Menua me entregó un peine de bronce, pero por alguna razón me resultó imposible trazar separaciones rectas en mi pelo. Los dedos, nerviosos, se equivocaban.
La magia sexual, me decía una y otra vez.
Cuando salimos del fuerte y nos encaminamos al bosque del cerro, se nos unieron otros varios miembros de la Orden de los Sabios. Aunque se habían alzado las capuchas, reconocí a Sulis, la curandera, Grannus, el juez Dian Cet, Keryth la vidente y Narlos el exhortador. Agradecí que Aberth no estuviera entre ellos. Los dones del sacrificador eran esenciales para el bienestar de la tribu, pero su presencia hacía que me sintiera incómodo.
Sulis también me producía incomodidad, aunque de una manera diferente. Era agradable mirarla, tenía la cara fuerte y bonita y, como Tarvos había observado, una curva tentadora en las caderas.
Vi que Menua, que caminaba a mi lado, miraba a la curandera.
—¿Te gusta? —me preguntó afablemente.
Uno nunca podía estar seguro de los significados ocultos que acechaban en sus palabras. Asentí, pero mi única réplica fue un vago sonido gutural que Menua podría interpretar como quisiera.
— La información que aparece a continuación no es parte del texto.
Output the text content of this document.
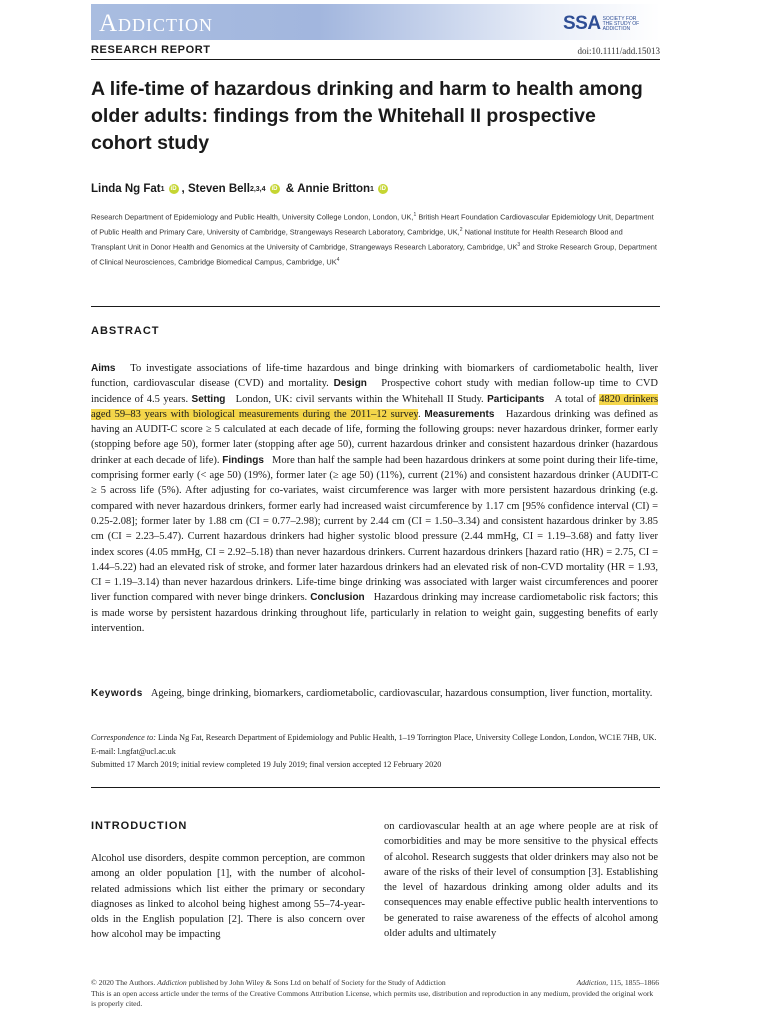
Addiction	SSA SOCIETY FOR THE STUDY OF ADDICTION
RESEARCH REPORT	doi:10.1111/add.15013
A life-time of hazardous drinking and harm to health among older adults: findings from the Whitehall II prospective cohort study
Linda Ng Fat 1	iD , Steven Bell 2,3,4	iD & Annie Britton 1	iD
Research Department of Epidemiology and Public Health, University College London, London, UK,$^1$ British Heart Foundation Cardiovascular Epidemiology Unit, Department of Public Health and Primary Care, University of Cambridge, Strangeways Research Laboratory, Cambridge, UK,$^2$ National Institute for Health Research Blood and Transplant Unit in Donor Health and Genomics at the University of Cambridge, Strangeways Research Laboratory, Cambridge, $UK^3$ and Stroke Research Group, Department of Clinical Neurosciences, Cambridge Biomedical Campus, Cambridge, $UK^4$
ABSTRACT
Aims To investigate associations of life-time hazardous and binge drinking with biomarkers of cardiometabolic health, liver function, cardiovascular disease (CVD) and mortality. Design Prospective cohort study with median follow-up time to CVD incidence of 4.5 years. Setting London, UK: civil servants within the Whitehall II Study. Participants A total of 4820 drinkers aged 59–83 years with biological measurements during the 2011–12 survey. Measurements Hazardous drinking was defined as having an AUDIT-C score ≥ 5 calculated at each decade of life, forming the following groups: never hazardous drinker, former early (stopping before age 50), former later (stopping after age 50), current hazardous drinker and consistent hazardous drinker (hazardous drinker at each decade of life). Findings More than half the sample had been hazardous drinkers at some point during their life-time, comprising former early (< age 50) (19%), former later (≥ age 50) (11%), current (21%) and consistent hazardous drinker (AUDIT-C ≥ 5 across life (5%). After adjusting for co-variates, waist circumference was larger with more persistent hazardous drinking (e.g. compared with never hazardous drinkers, former early had increased waist circumference by 1.17 cm [95% confidence interval (CI) = 0.25-2.08]; former later by 1.88 cm (CI = 0.77–2.98); current by 2.44 cm (CI = 1.50–3.34) and consistent hazardous drinker by 3.85 cm (CI = 2.23–5.47). Current hazardous drinkers had higher systolic blood pressure (2.44 mmHg, CI = 1.19–3.68) and fatty liver index scores (4.05 mmHg, CI = 2.92–5.18) than never hazardous drinkers. Current hazardous drinkers [hazard ratio (HR) = 2.75, CI = 1.44–5.22) had an elevated risk of stroke, and former later hazardous drinkers had an elevated risk of non-CVD mortality (HR = 1.93, CI = 1.19–3.14) than never hazardous drinkers. Life-time binge drinking was associated with larger waist circumferences and poorer liver function compared with never binge drinkers. Conclusion Hazardous drinking may increase cardiometabolic risk factors; this is made worse by persistent hazardous drinking throughout life, particularly in relation to weight gain, suggesting benefits of early intervention.
Keywords Ageing, binge drinking, biomarkers, cardiometabolic, cardiovascular, hazardous consumption, liver function, mortality.
Correspondence to: Linda Ng Fat, Research Department of Epidemiology and Public Health, 1–19 Torrington Place, University College London, London, WC1E 7HB, UK. E-mail: l.ngfat@ucl.ac.uk
Submitted 17 March 2019; initial review completed 19 July 2019; final version accepted 12 February 2020
INTRODUCTION
Alcohol use disorders, despite common perception, are common among an older population [1], with the number of alcohol-related admissions which list either the primary or secondary diagnoses as linked to alcohol being highest among 55–74-year-olds in the English population [2]. There is also concern over how alcohol may be impacting
on cardiovascular health at an age where people are at risk of comorbidities and may be more sensitive to the physical effects of alcohol. Research suggests that older drinkers may also not be aware of the risks of their level of consumption [3]. Establishing the level of hazardous drinking among older adults and its consequences may enable effective public health interventions to be generated to raise awareness of the effects of alcohol among older adults and ultimately
© 2020 The Authors. Addiction published by John Wiley & Sons Ltd on behalf of Society for the Study of Addiction	Addiction, 115, 1855–1866
This is an open access article under the terms of the Creative Commons Attribution License, which permits use, distribution and reproduction in any medium, provided the original work is properly cited.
—Es nuestra iniciada más joven —observó—. Procede de una familia con talento. Su hermano, a quien llamamos el Goban Saor, tiene unas notables dotes como artesano. Puede hacer cualquier cosa con las manos, desde joyas hasta una pared de piedra. Las manos de Sulis también están dotadas y su contacto alivia el dolor. Es una sanadora excelente..., una mujer excelente en muchos aspectos —añadió pensativamente.
Entonces se volvió hacia mí:
—¿Tienes mucha experiencia con las mujeres, Ainvar? Quiero decir aparte de los juegos infantiles.